Professor Hugenholtz said the scientific community generally agrees that evolutionary relationships are the most natural way to classify organisms, but bacterial taxonomy is riddled with errors, due to historical difficulties.
“This is mainly because microbial species have very few distinctive physical features, meaning that there are thousands of historically misclassified species,” he said.
“It's also compounded by the fact that we can't yet grow the great majority of microorganisms in the laboratory, so have been unaware of them until quite recently.”
Dr Donovan Parks, the lead software developer on the project, is excited about the recent advancement of genome sequencing technology, and how it's helping reconstruct the bacterial tree of life.
“It's developed to a remarkable degree, and we can now get the entire genetic blueprints of hundreds of thousands of bacteria, including bacteria that have not yet been grown in the lab,” he said.
The research team then used these genomic blueprints to construct a giant evolutionary tree of bacteria based on 120 genes that are highly conserved across the bacterial domain.
“This tree helped us create a standardised model, where we fixed all of the misclassifications and made the evolutionary timelines between bacterial groups consistent,” Dr Parks said.

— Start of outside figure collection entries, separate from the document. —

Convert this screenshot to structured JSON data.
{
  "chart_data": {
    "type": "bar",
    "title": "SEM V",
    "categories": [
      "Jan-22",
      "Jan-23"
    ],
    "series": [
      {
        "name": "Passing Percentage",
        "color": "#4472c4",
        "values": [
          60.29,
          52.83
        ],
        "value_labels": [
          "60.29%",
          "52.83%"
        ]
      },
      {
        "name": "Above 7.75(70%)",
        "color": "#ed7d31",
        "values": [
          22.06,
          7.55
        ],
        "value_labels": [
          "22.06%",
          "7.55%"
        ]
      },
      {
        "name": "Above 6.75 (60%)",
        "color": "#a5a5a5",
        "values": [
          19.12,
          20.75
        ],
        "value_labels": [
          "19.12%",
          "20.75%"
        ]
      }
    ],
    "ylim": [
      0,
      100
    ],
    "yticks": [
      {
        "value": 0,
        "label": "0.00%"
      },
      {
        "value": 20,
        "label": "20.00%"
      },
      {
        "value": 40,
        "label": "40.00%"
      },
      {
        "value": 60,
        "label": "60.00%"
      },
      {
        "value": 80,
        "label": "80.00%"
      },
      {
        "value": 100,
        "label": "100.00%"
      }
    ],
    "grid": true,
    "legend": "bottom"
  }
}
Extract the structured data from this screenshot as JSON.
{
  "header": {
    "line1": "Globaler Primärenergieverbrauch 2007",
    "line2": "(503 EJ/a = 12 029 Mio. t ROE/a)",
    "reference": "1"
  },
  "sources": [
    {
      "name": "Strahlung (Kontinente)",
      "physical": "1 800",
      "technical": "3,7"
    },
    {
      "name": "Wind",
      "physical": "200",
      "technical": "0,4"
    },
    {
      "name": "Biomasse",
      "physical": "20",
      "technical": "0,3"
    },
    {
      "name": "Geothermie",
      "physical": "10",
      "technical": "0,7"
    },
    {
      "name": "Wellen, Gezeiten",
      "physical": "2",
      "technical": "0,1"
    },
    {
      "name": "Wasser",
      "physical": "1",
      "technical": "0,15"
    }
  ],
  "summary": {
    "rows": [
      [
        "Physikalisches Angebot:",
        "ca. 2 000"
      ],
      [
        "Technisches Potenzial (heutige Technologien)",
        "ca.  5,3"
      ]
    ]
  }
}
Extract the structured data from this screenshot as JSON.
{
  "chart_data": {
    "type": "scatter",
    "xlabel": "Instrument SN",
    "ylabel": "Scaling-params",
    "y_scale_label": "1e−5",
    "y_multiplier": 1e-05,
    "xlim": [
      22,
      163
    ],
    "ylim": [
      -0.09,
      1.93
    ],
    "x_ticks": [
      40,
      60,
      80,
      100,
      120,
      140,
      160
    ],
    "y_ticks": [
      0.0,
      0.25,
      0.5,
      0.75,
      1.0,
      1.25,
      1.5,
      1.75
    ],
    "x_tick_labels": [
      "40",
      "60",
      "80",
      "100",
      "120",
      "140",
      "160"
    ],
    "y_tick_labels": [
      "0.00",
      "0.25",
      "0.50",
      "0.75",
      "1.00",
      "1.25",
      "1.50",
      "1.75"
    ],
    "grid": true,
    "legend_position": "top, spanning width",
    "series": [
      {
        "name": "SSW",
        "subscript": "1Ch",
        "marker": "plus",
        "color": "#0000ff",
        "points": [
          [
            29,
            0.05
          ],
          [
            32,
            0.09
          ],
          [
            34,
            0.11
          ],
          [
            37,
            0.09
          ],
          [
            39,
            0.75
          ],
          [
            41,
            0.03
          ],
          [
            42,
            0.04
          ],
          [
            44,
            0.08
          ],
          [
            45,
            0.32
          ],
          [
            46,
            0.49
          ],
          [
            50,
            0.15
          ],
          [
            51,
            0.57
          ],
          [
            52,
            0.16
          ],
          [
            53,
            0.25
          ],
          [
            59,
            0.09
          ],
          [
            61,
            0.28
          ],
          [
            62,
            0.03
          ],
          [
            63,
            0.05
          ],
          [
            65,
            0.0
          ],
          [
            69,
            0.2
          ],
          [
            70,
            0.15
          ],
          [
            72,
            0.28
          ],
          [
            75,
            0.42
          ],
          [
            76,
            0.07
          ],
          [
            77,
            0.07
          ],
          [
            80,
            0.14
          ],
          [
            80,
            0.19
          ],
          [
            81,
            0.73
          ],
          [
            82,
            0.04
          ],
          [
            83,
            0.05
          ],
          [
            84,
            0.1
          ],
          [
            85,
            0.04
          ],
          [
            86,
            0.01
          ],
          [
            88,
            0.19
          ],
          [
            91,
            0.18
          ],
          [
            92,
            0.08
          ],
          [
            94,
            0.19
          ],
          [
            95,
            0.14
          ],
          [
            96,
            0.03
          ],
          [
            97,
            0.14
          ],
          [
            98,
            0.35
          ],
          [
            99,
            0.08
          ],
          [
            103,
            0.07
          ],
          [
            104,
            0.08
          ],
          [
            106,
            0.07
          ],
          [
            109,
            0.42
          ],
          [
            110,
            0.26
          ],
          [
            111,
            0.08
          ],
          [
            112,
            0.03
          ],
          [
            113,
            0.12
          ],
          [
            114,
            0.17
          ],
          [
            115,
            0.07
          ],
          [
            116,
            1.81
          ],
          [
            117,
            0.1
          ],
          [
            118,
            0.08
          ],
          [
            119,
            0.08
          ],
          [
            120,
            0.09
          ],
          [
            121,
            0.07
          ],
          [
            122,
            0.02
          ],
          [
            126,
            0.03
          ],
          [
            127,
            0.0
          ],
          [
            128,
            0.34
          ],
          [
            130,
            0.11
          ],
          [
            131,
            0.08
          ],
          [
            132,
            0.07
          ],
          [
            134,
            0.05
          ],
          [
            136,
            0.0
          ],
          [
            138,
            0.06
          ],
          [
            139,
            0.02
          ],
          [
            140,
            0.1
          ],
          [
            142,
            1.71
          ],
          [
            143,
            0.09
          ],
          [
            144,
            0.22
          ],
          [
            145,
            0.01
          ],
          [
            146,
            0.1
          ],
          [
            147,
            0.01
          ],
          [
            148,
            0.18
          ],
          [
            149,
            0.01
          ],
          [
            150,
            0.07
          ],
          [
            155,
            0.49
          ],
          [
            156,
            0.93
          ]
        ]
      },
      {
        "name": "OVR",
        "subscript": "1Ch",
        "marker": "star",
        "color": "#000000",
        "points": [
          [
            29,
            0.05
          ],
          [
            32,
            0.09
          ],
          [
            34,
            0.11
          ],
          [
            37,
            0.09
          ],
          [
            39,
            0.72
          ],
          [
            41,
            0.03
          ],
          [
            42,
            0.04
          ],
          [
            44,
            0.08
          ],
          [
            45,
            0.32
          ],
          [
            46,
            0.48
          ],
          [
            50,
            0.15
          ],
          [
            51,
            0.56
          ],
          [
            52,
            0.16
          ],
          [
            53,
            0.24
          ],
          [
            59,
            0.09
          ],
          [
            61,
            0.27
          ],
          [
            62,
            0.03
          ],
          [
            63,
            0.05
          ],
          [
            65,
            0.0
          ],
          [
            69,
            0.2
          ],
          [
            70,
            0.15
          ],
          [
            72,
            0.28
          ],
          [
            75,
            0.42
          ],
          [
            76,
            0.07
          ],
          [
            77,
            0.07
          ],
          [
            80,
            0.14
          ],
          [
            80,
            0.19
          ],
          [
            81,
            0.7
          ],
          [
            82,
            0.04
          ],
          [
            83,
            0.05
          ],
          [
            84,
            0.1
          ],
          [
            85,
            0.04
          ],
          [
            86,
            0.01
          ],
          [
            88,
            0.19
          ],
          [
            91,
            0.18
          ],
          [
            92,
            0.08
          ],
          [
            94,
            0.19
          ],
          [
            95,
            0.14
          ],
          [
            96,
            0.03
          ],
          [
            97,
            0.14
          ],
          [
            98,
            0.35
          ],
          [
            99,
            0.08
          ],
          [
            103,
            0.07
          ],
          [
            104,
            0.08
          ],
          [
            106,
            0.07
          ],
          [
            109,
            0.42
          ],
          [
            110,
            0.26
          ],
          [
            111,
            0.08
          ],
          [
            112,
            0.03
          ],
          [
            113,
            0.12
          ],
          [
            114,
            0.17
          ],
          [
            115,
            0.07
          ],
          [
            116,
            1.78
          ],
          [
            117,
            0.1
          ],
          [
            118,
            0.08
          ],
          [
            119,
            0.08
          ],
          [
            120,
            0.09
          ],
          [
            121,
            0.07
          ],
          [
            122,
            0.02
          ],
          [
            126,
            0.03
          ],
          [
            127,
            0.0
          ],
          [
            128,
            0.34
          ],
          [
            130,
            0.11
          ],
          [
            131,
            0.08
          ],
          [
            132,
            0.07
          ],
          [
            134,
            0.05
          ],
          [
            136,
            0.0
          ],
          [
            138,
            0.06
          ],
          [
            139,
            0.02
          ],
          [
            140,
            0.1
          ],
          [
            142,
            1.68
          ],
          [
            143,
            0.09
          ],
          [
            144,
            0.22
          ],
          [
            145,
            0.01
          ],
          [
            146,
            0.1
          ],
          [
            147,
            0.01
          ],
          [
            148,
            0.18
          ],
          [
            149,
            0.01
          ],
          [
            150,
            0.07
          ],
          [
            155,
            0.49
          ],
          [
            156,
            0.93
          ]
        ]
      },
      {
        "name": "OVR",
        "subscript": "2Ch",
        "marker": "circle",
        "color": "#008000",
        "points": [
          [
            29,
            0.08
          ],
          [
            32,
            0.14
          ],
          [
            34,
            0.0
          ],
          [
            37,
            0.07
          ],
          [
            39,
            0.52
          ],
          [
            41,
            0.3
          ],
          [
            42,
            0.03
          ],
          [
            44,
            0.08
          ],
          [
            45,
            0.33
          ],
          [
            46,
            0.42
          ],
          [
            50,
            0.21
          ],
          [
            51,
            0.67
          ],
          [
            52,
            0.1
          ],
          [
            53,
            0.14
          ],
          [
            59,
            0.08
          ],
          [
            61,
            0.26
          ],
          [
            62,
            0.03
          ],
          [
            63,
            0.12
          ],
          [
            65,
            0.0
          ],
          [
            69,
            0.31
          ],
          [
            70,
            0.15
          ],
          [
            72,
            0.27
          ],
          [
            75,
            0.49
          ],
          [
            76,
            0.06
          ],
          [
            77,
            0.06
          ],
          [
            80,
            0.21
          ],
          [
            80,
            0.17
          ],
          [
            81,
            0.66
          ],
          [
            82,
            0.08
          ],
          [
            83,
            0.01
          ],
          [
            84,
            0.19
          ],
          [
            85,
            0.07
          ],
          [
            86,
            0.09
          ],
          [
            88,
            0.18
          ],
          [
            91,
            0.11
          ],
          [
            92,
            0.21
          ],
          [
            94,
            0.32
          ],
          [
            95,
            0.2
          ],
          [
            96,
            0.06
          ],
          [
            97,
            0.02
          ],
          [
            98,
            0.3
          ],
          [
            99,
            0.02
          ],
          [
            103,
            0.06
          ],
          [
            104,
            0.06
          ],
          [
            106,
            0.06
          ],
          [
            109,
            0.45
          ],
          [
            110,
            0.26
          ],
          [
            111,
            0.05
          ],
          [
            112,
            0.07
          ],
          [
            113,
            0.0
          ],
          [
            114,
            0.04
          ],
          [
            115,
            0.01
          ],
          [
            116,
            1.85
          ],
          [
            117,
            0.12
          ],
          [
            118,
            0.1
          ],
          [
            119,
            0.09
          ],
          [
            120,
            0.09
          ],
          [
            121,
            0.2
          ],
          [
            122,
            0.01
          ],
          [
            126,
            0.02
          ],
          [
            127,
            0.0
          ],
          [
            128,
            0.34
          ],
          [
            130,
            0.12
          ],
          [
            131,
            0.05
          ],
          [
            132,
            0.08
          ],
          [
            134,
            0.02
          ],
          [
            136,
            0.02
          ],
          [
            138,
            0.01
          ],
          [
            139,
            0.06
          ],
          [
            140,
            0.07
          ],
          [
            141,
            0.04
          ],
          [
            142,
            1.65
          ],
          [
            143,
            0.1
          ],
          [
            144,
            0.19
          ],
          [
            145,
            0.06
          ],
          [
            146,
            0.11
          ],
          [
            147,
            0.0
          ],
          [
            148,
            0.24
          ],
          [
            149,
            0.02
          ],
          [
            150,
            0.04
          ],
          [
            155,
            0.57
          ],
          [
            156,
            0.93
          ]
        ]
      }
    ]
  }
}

“For example, the genus Clostridium has been a dumping ground for rod-shaped bacteria that produce spores inside their cells, so we reclassified this group into 121 separate genus groups across 29 different families.
“We've given bacterial classification a complete makeover, and we're delighted that the scientific community is just as excited about this as we are.”
The study, which also involves ACE researchers Dr Maria Chuvochina, Dr David Waite, Dr Christian Rinke, Adam Skarshewski and Pierre-Alain Chaumeil, has been published in Nature Biotechnology (DOI: 10.1038/nbt.4229).
The research teams' taxonomy is on the Genome Taxonomy Database, at gtdb.ecogenomic.org, which has been funded by an Australian Research Council Laureate Fellowship.